I'm used to snotty people and their bullcrap, but this woman took the cake. She strolled in with her nose in the air and her husband trailing behind her.
"Hi! Two for dinner?" asked our perky little hostess.
The woman rolled her eyes. "No, there will be five. And we need a booth, not a table!"
"Okay! Any children with you?"
Again with the eye rolling! "Um, no. He's ten. But he spends all his time with adults, so he's very mature for his age."
The hostess kept trying to be nice even though this woman was acting as if she smelled bad. As she took the two of them to their requested booth, she explained the only booth open was for four people, and asked them if they'd like a chair on the end.
"No!" the snotty bitch snarled. "He not a fat kid like some of these gross kids these days! He'll fit in the booth like a normal person!"
I really wish I'd been their server. I would have "accidentally" brushed my fat on the bitch at every opportunity.
5 comments:
I seated the snottiest bitch on the planet last night. It must have been snotty bitch field trip last night. I made sure I gave them to Trauma Queen.

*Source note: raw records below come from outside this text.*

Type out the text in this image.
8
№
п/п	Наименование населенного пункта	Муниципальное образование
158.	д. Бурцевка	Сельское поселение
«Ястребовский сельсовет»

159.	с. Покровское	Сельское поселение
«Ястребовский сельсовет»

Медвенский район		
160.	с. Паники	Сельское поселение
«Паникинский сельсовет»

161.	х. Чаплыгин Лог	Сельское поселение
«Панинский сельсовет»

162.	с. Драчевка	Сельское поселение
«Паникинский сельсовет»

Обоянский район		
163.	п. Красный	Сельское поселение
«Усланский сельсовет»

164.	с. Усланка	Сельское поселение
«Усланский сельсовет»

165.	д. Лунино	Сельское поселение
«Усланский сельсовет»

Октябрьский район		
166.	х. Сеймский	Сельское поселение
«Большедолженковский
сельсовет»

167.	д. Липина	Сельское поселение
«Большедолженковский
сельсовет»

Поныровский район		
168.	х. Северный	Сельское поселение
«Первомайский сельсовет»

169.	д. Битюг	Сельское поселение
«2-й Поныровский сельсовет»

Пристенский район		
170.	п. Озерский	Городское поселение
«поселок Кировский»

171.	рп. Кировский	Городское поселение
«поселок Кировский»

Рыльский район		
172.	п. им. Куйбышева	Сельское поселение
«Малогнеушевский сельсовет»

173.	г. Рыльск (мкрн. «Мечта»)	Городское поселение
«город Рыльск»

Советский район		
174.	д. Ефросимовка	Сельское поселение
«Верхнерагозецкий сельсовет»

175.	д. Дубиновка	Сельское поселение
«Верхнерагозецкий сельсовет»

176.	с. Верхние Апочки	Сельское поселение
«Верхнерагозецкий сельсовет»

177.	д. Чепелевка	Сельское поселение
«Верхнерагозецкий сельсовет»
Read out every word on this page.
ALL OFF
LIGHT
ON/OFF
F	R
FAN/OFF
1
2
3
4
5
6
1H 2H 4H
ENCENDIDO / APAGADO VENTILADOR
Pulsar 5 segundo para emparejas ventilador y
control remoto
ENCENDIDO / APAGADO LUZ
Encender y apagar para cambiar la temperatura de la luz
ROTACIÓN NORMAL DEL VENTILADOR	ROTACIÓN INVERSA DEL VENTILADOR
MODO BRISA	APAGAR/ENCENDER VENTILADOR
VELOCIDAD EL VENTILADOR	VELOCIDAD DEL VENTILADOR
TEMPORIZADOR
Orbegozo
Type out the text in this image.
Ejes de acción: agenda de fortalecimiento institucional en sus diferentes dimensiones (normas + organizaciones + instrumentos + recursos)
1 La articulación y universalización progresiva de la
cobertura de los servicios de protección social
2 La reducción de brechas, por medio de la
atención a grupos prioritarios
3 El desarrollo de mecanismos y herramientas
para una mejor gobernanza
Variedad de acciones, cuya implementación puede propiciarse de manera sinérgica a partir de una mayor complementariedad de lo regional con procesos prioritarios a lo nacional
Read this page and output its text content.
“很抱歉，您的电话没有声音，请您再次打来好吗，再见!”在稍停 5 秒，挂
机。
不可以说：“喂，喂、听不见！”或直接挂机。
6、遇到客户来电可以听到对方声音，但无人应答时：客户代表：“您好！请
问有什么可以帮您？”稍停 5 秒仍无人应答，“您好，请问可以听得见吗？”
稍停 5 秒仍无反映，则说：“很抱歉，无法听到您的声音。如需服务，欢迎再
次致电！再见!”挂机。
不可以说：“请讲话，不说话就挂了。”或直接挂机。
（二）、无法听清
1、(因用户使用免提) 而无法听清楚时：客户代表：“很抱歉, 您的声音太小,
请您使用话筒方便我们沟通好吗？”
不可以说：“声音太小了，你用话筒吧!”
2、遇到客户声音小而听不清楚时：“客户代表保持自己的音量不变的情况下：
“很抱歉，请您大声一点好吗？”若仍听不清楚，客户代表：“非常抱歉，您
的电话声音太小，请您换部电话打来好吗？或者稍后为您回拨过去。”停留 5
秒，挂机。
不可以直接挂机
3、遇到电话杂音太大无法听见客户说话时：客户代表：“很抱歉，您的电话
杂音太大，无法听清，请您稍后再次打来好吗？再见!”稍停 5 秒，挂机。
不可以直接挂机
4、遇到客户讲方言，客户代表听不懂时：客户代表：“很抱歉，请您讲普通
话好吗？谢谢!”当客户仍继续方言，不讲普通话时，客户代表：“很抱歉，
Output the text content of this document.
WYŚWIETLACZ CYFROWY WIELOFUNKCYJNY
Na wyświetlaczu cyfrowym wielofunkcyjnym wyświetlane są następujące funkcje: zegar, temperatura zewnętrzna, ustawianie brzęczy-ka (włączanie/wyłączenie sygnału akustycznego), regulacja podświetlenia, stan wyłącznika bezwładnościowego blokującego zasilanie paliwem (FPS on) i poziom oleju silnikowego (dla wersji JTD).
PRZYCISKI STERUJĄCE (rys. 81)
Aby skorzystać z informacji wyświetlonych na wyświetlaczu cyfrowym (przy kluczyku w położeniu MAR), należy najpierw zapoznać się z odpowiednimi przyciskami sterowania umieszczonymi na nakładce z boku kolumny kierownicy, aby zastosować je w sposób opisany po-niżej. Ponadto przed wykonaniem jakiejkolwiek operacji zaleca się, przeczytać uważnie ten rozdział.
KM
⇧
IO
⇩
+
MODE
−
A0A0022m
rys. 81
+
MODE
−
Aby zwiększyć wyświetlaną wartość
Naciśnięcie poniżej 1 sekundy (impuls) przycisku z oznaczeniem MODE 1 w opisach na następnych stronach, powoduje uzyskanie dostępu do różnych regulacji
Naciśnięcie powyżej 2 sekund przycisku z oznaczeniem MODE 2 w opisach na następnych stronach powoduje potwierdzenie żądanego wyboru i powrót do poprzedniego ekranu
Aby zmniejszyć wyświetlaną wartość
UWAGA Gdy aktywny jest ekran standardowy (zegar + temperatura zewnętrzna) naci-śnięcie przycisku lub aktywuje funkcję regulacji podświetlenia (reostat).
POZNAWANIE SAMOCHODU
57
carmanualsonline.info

Wow... she sounds like a winner!
What a whore.
PurpleGirl-
This is an SOS from me to you. I am desperate for a laugh. Send us more honey cuz I need it. The last two months my mom has been planning two cruises, and four months ago I asked her for money to help pay for college. Her answer was to book two back to back cruises and she leaves Sept 21. I need a laugh or there will be blood...
Yellowcat, that's hilarious. :)
Molly, Bitchy Waiter, you both made me laugh!
Squishy, I'm sorry! You DO need a laugh! Not much has been funny at my job lately though, everybody's on permanent eggshells, we have corporate visitors every other day, etc. I promise as soon as something funny happens I'll write it!